Cryptic failure messages

gauthiergauthier Member, Broadie, Moderator, Dev admin
edited June 2017 in Ask the FireCloud Team

Hi there,

I have a method config that worked swimmingly with a single sample, but is failing like crazy on my ~7k sample set. The top level error message is "Unexpected failure in EJEA." Is that something I can fix or retry or is it more likely on the Google side? Lots of my jobs spent eons waiting for quota. The only one that finished was the single sample that was call cached. More error details below.

Thanks!
Laura

From the workspace broad-ccdg-dev/Delly_Kathiresan_VIRGO_MESA_TAICHI_Hg19bams

Workflow ID:b5bf24a2-cfca-45ea-bae4-55daf65afe51

message: Unexpected failure in EJEA.
causedBy: 
message: java.util.concurrent.RejectedExecutionException: Task [email protected] rejected from [email protected][Running, pool size = 200, active threads = 196, queued tasks = 1000, completed tasks = 537467]
causedBy: 
message: Task [email protected] rejected from [email protected][Running, pool size = 200, active threads = 196, queued tasks = 1000, completed tasks = 537467]
Post edited by Geraldine_VdAuwera on

Answers

  • ebanksebanks Broad InstituteMember, Broadie, Dev ✭✭✭✭
    edited June 2017

    Hey guys,

    I've been looking this over with Laura and it's not looking great. So far we are seeing 1830 failures and 0 successfully completed workflows (minus the initial one that was call-cached). The failure messages encompass a whole range of reasons; see below for a sampling. Do you guys know what's going on? Is there a single over-arching cause of these failures?

    Below are a few of the workflow IDs and their corresponding failure messages. The first 2 are fairly common, while the 3rd I don't see often.

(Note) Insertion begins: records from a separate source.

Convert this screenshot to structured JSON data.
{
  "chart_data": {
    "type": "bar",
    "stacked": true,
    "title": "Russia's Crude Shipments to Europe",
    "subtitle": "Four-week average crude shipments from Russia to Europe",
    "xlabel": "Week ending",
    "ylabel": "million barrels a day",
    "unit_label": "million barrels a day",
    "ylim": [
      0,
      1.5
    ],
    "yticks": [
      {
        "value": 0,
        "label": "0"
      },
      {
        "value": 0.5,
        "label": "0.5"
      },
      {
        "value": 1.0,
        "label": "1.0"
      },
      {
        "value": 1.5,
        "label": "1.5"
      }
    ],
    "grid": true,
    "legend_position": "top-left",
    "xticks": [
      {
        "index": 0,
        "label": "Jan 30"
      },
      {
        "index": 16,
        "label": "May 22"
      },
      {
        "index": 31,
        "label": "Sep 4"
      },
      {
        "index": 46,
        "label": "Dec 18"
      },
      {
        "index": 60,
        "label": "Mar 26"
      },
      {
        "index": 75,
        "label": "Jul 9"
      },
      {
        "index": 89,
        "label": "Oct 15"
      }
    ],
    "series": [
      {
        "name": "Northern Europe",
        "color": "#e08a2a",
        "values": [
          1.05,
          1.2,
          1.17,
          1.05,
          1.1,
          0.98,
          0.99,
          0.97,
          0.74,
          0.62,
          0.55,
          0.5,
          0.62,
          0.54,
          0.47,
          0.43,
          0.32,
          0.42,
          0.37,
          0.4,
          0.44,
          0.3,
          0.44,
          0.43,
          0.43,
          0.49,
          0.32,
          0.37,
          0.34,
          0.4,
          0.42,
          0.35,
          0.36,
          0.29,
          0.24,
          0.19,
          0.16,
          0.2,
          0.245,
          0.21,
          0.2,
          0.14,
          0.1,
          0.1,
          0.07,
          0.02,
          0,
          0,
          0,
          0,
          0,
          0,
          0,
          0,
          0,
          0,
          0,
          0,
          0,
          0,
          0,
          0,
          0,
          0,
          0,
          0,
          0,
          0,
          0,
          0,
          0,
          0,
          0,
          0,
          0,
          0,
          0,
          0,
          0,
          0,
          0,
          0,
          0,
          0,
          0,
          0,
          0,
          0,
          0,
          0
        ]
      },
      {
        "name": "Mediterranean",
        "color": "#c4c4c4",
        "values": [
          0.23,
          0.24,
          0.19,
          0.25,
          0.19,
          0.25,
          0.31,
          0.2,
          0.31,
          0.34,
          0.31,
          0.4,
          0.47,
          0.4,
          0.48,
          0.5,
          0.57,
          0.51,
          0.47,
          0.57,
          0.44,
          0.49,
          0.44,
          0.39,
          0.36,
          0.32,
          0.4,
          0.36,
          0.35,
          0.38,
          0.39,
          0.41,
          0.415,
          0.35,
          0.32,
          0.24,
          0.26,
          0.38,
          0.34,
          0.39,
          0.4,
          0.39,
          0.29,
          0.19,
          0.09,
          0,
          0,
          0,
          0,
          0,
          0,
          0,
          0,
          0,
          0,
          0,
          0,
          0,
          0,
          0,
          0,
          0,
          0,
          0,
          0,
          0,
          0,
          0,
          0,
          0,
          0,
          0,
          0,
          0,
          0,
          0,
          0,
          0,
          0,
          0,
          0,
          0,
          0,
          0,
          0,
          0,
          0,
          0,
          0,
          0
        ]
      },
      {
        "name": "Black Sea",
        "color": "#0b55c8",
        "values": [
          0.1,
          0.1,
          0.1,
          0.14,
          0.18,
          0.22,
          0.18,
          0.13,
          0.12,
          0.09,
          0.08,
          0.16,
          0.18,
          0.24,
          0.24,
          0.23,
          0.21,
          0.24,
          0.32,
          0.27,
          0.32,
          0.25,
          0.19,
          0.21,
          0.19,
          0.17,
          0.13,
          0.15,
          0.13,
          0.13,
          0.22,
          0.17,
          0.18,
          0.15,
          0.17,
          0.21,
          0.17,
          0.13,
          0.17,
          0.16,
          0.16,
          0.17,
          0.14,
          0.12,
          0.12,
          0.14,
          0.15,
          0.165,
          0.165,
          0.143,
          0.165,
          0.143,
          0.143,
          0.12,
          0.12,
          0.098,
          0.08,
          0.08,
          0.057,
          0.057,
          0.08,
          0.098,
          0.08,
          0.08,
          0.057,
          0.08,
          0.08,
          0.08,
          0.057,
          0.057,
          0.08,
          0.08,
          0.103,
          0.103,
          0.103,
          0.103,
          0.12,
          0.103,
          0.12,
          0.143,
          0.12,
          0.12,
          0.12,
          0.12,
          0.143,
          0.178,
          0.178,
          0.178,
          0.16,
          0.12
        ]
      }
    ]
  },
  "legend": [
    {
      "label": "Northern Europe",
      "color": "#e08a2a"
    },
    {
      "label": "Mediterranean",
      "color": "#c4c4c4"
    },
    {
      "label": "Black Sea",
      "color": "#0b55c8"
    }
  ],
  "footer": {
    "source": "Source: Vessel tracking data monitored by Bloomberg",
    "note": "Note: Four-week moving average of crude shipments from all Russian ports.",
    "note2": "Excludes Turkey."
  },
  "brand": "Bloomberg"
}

    545d73b0-63fe-492c-9387-c9e4508a1eff
    message: The WorkflowDockerLookupActor has failed. Subsequent docker tags for this workflow will not be resolved.
    
    b5bf24a2-cfca-45ea-bae4-55daf65afe51
    message: Unexpected failure in EJEA.
    causedBy: 
    message: java.util.concurrent.RejectedExecutionException: Task [email protected] rejected from [email protected][Running, pool size = 200, active threads = 196, queued tasks = 1000, completed tasks = 537467]
    causedBy: 
    message: Task [email protected] rejected from [email protected][Running, pool size = 200, active threads = 196, queued tasks = 1000, completed tasks = 537467]
    
    70a9248e-3e8d-4cb4-bf13-592d5b58a994
    message: Task DellyGermlineGenomeWorkflow.DellyDEL:5:1 failed. JES error code 10. Message: 13: VM ggp-15173193156103938930 shut down unexpectedly.
    
  • Geraldine_VdAuweraGeraldine_VdAuwera Cambridge, MAMember, Administrator, Broadie admin

    I'll call in Cromwell reinforcements on this one for the "Unexpected failure in EJEA" since that's one of their cryptic errors we've seen pop up recently.

    That being said the "VM shut down unexpectedly" sounds more like either a Google problem or whatever you were running crashed the machine badly... Have you tried running that sample by itself?

  • gauthiergauthier Member, Broadie, Moderator, Dev admin

    The sample by itself just about flies through with no problems. :-/

  • Geraldine_VdAuweraGeraldine_VdAuwera Cambridge, MAMember, Administrator, Broadie admin

    Ech. Does that apply to all three of the error modes reported here?

  • gauthiergauthier Member, Broadie, Moderator, Dev admin

    I don't know what you mean. All of those error modes came from the same big 7600 sample submission and I never saw any of those errors with a single sample submission.

  • Geraldine_VdAuweraGeraldine_VdAuwera Cambridge, MAMember, Administrator, Broadie admin

    I'm trying to triage whether these are likely to be scaling errors vs. issues that are due to something wrong with individual samples. Sounds like the former, potentially.

    Btw the delays may not be due to quota, but to submission delays caused by a Google bug as noted here.

  • mcovarrmcovarr Cambridge, MAMember, Broadie, Dev ✭✭

    What's the Cromwell version? We've put in lots of optimizations lately to reduce errors that look like

    Task [email protected] rejected
    
  • Geraldine_VdAuweraGeraldine_VdAuwera Cambridge, MAMember, Administrator, Broadie admin

    It's C27 in FireCloud (I assume this is in FC, right @gauthier ?)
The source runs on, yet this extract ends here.